The collision occurred at around 9:10 a.m., some 350 kilometers northwest of the Noto Peninsula in Ishikawa Prefecture and the North Korean ship sank about 20 minutes later, according to the Fisheries Agency and the Japan Coast Guard.

The 9th Regional Coast Guard Headquarters, which patrols the area rich with fish, said it was told by the crew of the North Korean boat that all 60 onboard had been rescued.

The coast guard said earlier over 20 crew members were rescued and received by another North Korean boat in the area.

The 1,300-ton patrol ship Okuni operated by the Fisheries Agency was able to move by itself and nobody on the Japanese vessel was hurt.

The incident took place near an area in the sea called Yamatotai, known as fertile waters for squid and other types of fish. The agency believes that the North Korean boat was illegally catching squid.

Taku Eto, minister of agriculture, forestry and fisheries, told reporters that the North Korean boat made a sharp turn before the collision.

Japan ended its search for the North Korean crew members in the afternoon after dispatching an airplane, helicopter and patrol boats to the site.
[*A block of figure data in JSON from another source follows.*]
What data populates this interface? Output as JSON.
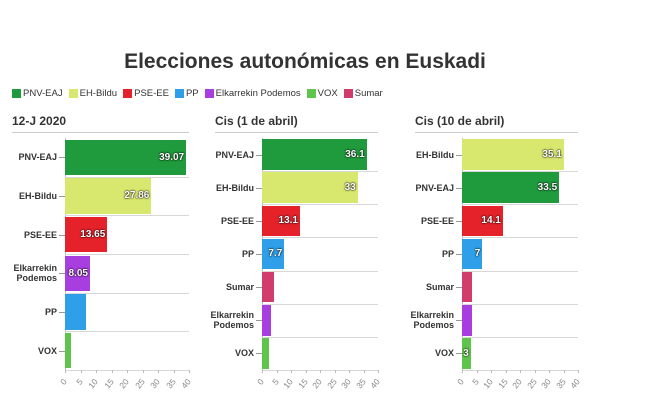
{
  "title": "Elecciones autonómicas en Euskadi",
  "legend": [
    {
      "name": "PNV-EAJ",
      "color": "#1f9a3c"
    },
    {
      "name": "EH-Bildu",
      "color": "#d8e76e"
    },
    {
      "name": "PSE-EE",
      "color": "#e5222a"
    },
    {
      "name": "PP",
      "color": "#2e9fe8"
    },
    {
      "name": "Elkarrekin Podemos",
      "color": "#a83ee0"
    },
    {
      "name": "VOX",
      "color": "#5ec44b"
    },
    {
      "name": "Sumar",
      "color": "#d23c6c"
    }
  ],
  "chart_data": [
    {
      "type": "bar",
      "orientation": "horizontal",
      "title": "12-J 2020",
      "categories": [
        "PNV-EAJ",
        "EH-Bildu",
        "PSE-EE",
        "Elkarrekin Podemos",
        "PP",
        "VOX"
      ],
      "values": [
        39.07,
        27.86,
        13.65,
        8.05,
        6.7,
        2
      ],
      "value_labels": [
        "39.07",
        "27.86",
        "13.65",
        "8.05",
        null,
        null
      ],
      "xlim": [
        0,
        40
      ],
      "xticks": [
        0,
        5,
        10,
        15,
        20,
        25,
        30,
        35,
        40
      ]
    },
    {
      "type": "bar",
      "orientation": "horizontal",
      "title": "Cis (1 de abril)",
      "categories": [
        "PNV-EAJ",
        "EH-Bildu",
        "PSE-EE",
        "PP",
        "Sumar",
        "Elkarrekin Podemos",
        "VOX"
      ],
      "values": [
        36.1,
        33,
        13.1,
        7.7,
        4,
        3,
        2.5
      ],
      "value_labels": [
        "36.1",
        "33",
        "13.1",
        "7.7",
        null,
        null,
        null
      ],
      "xlim": [
        0,
        40
      ],
      "xticks": [
        0,
        5,
        10,
        15,
        20,
        25,
        30,
        35,
        40
      ]
    },
    {
      "type": "bar",
      "orientation": "horizontal",
      "title": "Cis (10 de abril)",
      "categories": [
        "EH-Bildu",
        "PNV-EAJ",
        "PSE-EE",
        "PP",
        "Sumar",
        "Elkarrekin Podemos",
        "VOX"
      ],
      "values": [
        35.1,
        33.5,
        14.1,
        7,
        3.5,
        3.5,
        3
      ],
      "value_labels": [
        "35.1",
        "33.5",
        "14.1",
        "7",
        null,
        null,
        "3"
      ],
      "xlim": [
        0,
        40
      ],
      "xticks": [
        0,
        5,
        10,
        15,
        20,
        25,
        30,
        35,
        40
      ]
    }
  ]
}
Further details of the crash have yet to emerge but the fisheries agency said the Okuni had warned the North Korean boat to leave the area by speaker.
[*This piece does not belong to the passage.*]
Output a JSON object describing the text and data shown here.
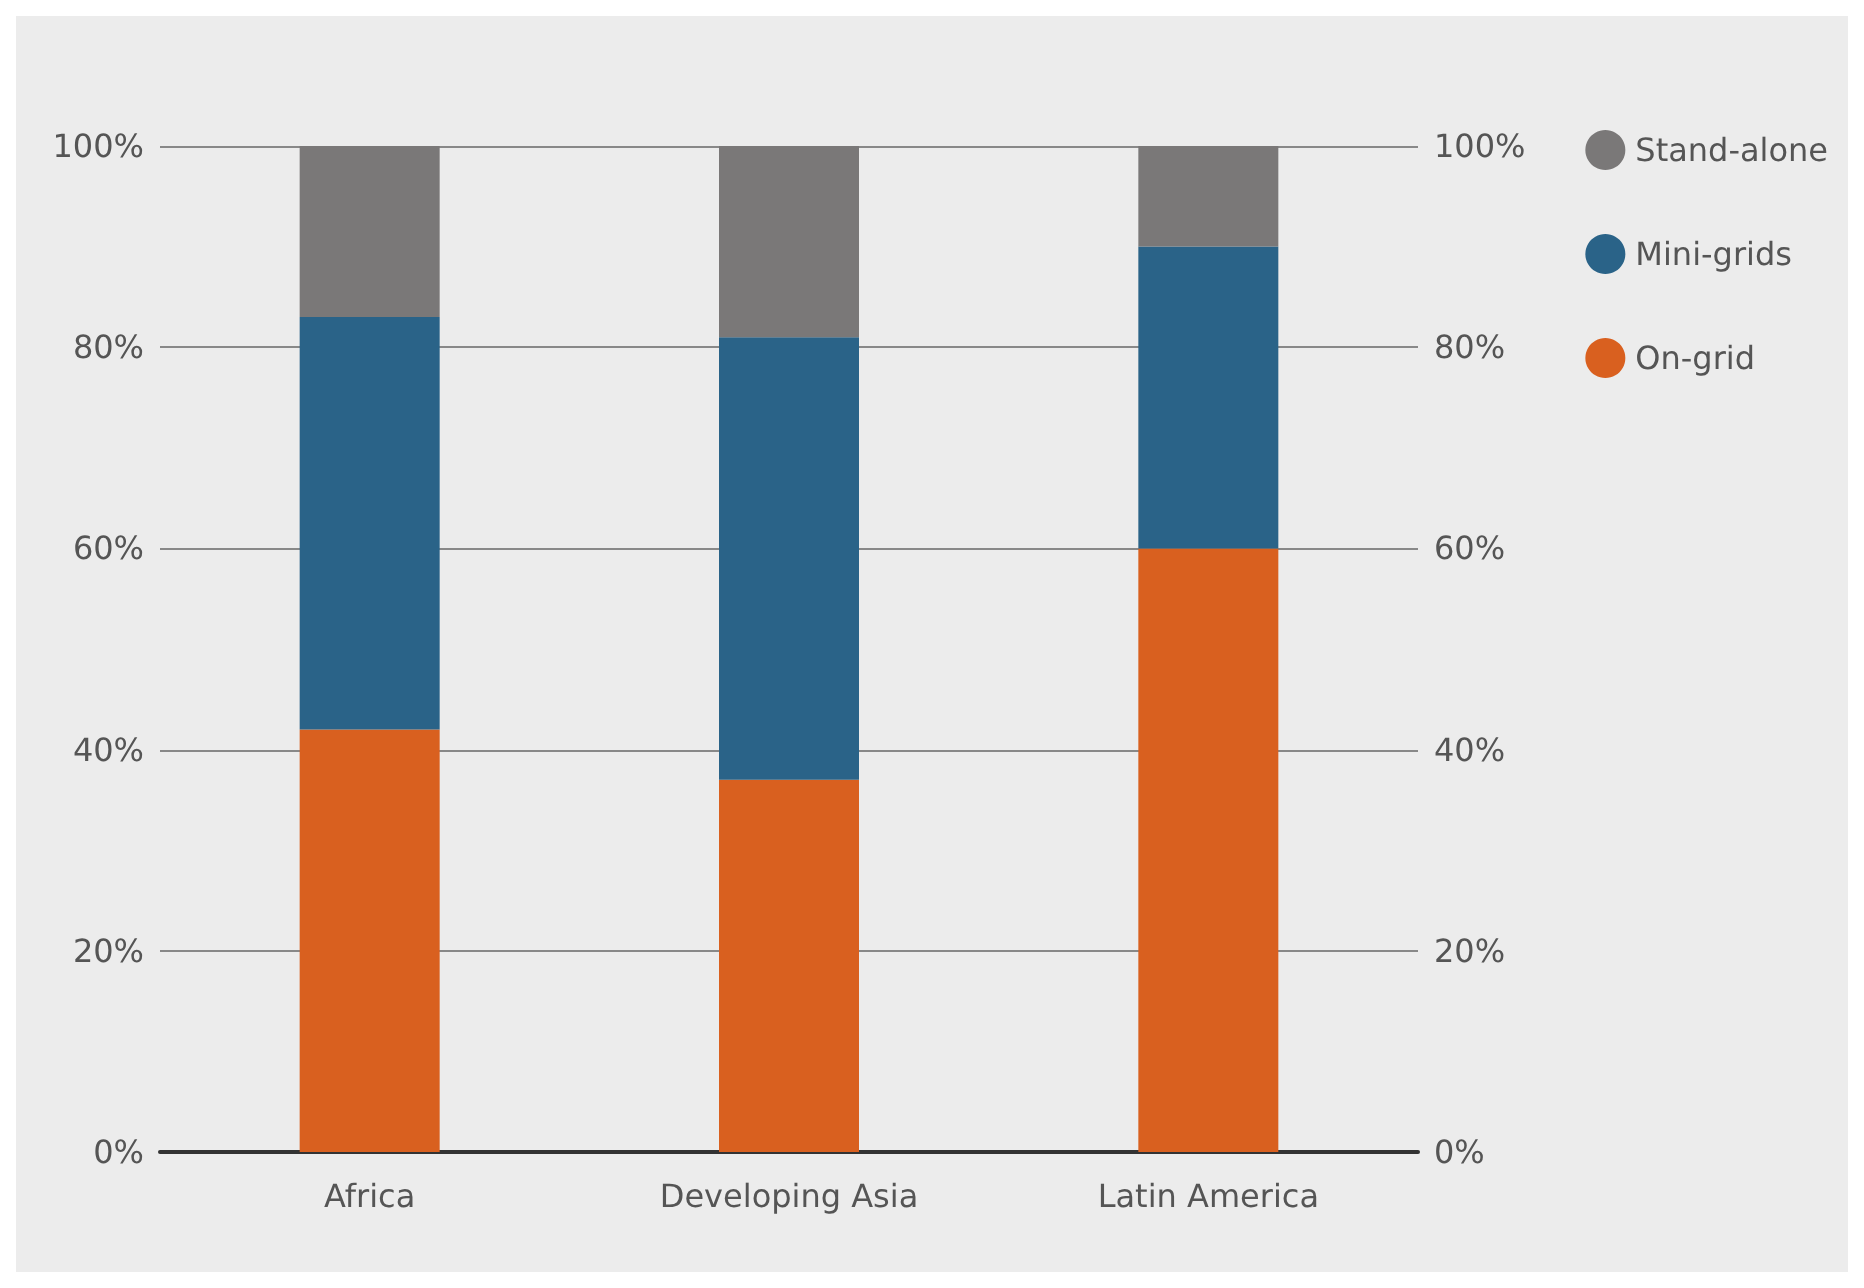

Thrown into the sea, the crew members clung onto life boats dispatched by the Japanese patrol ship and survived, according to the coast guard. The other North Korean ship picked them up at the scene.

The Japanese government set up a liaison unit at the crisis management center of the prime minister's office to deal with the incident. Japan and North Korea have no diplomatic relations.

"We will take resolute action to prevent illegal operations by foreign ships within Japan's EEZ," Prime Minister Shinzo Abe said in parliament.

In recent years, the Fisheries Agency has strengthened surveillance around Yamatotai as illegal fishing operations by North Korean and Chinese boats have been observed from June through December, the peak season for squid.

The agency's surveillance activities include giving warnings to foreign fishing ships as well as spraying them with water.

In late August, a crew member with a rifle aboard a high-speed vessel, likely from North Korea, threatened to fire at a coast guard patrol boat near Yamatotai, prompting Tokyo to lodge a protest with Pyongyang.